Now that I have prefaced the idea sufficiently, on with the point: This past Saturday night, I filled in for our church’s pastor (who was taking a much-deserved vacation) for our fledgling “seeker” service and spoke to fairly limited numbers about the concept of faith, one of my points being that faith gets a unfair rap. Part of my own realization in preparing for the message is that one of reasons for this is the conflation of one contextual definition for all usages – that is, people argue against only one usage of ‘faith’ whenever they hear faith in any context. So when Sam Harris says, “Faith is what credulity becomes when it finally achieves escape velocity from the constraints of terrestrial discourse–constraints like reasonableness, internal coherence, civility, and candor” (The End of Faith, p.65), he is talking about something very much different from William James’ assertion that “Faith means belief in something concerning which doubt is theoretically possible” or Oswald Chambers’ definition of faith as “deliberate confidence in the character of God whose ways you may not understand at the time.” It is clear that there is a common bond, but certainly Harris’ usage does not apply to James’ or Chambers’ statements.

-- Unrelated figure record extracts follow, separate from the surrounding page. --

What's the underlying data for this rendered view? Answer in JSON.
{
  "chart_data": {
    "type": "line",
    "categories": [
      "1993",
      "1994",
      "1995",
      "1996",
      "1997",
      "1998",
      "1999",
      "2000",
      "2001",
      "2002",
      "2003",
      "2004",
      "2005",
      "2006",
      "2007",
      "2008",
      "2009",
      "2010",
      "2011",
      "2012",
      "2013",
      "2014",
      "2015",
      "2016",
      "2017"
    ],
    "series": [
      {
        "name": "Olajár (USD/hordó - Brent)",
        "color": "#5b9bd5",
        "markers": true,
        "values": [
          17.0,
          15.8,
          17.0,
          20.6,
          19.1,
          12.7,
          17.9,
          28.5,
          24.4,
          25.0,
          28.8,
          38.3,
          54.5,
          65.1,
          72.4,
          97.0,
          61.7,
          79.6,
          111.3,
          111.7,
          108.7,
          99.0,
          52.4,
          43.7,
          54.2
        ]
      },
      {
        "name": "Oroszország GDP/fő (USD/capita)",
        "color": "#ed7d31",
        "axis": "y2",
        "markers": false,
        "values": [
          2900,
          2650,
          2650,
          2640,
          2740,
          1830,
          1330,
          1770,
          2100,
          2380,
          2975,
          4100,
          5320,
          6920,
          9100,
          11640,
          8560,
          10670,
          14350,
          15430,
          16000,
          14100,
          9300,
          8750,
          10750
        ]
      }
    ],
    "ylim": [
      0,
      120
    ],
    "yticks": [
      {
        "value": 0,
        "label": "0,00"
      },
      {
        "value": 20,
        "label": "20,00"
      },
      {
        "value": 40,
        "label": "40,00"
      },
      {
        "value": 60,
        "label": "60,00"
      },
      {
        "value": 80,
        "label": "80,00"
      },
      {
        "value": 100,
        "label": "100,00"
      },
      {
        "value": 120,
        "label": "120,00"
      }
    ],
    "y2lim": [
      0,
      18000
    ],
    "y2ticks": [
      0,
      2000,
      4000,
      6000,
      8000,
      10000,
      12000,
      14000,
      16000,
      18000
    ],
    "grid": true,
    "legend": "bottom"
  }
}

But Harris’ whole book is dedicated to the idea that faith is inherently irrational, resistance to logic, incoherent, and just plain unreasonable, and his argument is about all religious people, not just religious people who are irrational. In the end, Harris implicates what amounts to millions of people who do not fit his definition of faith. The reason? Because religion is associated with faith, and faith for Harris (and many others) means simply “firm belief in something for which there is no proof.” But certainly that is not what religious people mean by faith in quite a number of contexts, and words like “confidence” (lit., “with faith”) betray a deeper meaning visible in the etymology of the word – it really has to do with trust, in some cases cognitive (trust in one’s noetic devices or in the providence of a deity) and in others relational (as in marital fidelity or the faith of duty in the Marines’ motto, Semper Fidelis), among others. What Harris has is largely a disconnect from how people normatively use the word ‘faith’ to describe something that actually applies to them, and as a result, Harris ends up abusing language by taking all usages of the word to mean what he thinks faith means. Forgive me for being a little bit over-the-top, but I would call this linguistic tyranny.
I don’t think Harris is alone in this particular abuse, and certainly he shares this with people who try to force the flexible structure into a box that suits them, but it is not reasonable as such. All that ends up happening is a lack of proper communication and an abuse of linguistic power, and with as far as we’ve come, you think we’d know better by now.